Mr Laming wondered aloud on his Facebook page where all the teachers were in January, when students were away for the summer holiday. The implication seemed to be that they were off bludging and not working. Many teachers in the Blue Mountains were upset by the statement. This breathtaking ignorance would be funny if it were not so fundamentally disrespectful. It is an oft-repeated claim that the best thing about teaching is the holidays. The only people who make such a claim are those who have not set foot in a classroom or a schoolyard since the last day of their own schooling.
Teachers are at work before most parents have left the house. That means they have to get their own kids ready and out the door early as well. Most teachers work through their lunch break and every teacher must do hours upon hours of unpaid lesson planning, marking, excursions and after-school activities. On top of that, a teacher must be expert in their subject matter, act as an accidental counsellor of distressed or unhappy students— and often their parents—who bring with them to school the baggage of their home lives. Teachers also work as unofficial bureaucrats on behalf of the Department of Education, doing usually unpaid, busy work and administravia that falls well outside their remit as educators.
A recent University of Sydney study of 18,000 public school teachers and principals across New South Wales found that 97.3 per cent reported an increase in administration duties over the past five years and that more than 95 per cent were spending more time on analysing and reporting data. That goes back to the pointlessness and, in fact, the counterproductivity of NAPLAN. Instead of educating students, teachers are enslaved to a bureaucracy that prioritises everything other than students' learning.
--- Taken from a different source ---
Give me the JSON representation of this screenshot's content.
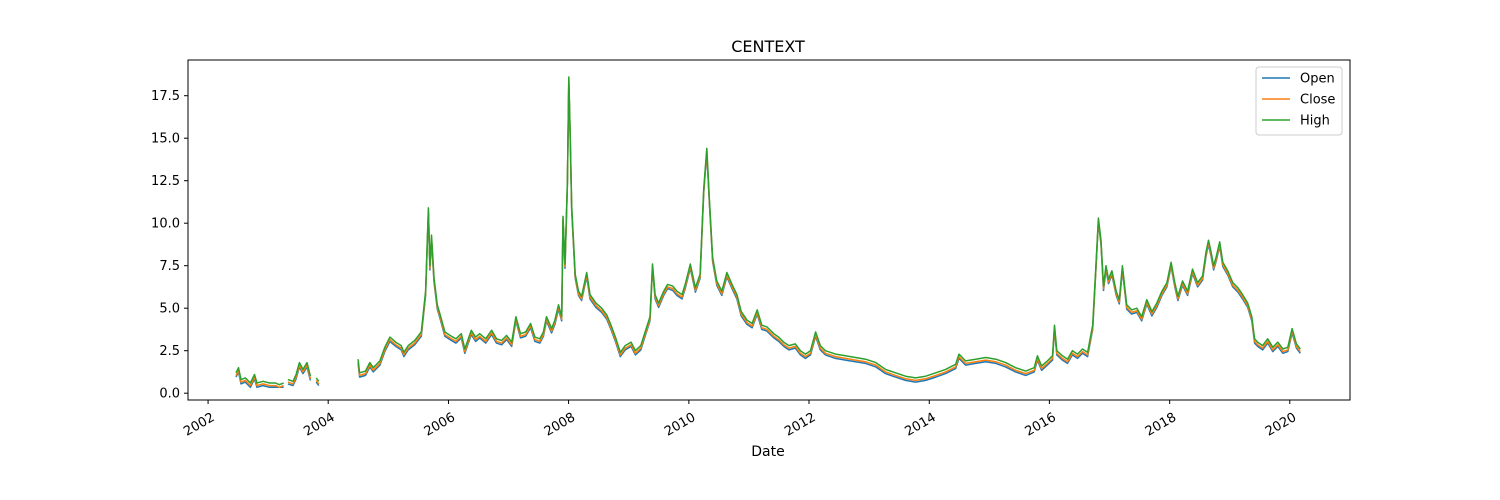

A Blue Mountains constituent, himself a teaching veteran of some 34 years, contacted me recently to express his frustration at the workload that he and his son, who is also a teacher, face. He said:
I have been a teacher for 34 years and I have never thought of resigning until now. The workload, stress and hours I am doing is taking a huge toll on my health and my relationship with my family. However, I feel trapped. Who is going to employ a 56-year‑old teacher who wants a career change?
He goes on to say:
My son is a young high school teacher who is four years out of university. He said to me that he doesn't know how long he can sustain the stress of his job. He is considering an exit from teaching after four years. The education system will lose him. It's a real shame to see many young and talented teachers leave the profession because of intense workloads. The real core of teaching is being overrun by useless paperwork that does not improve the outcomes for students. The pressure placed on us by our principals has now become a real work health and safety issue. The stress is literally unbearable for most of us, as you are well aware.
Tonight I give voice to my teaching colleagues' concerns and angst.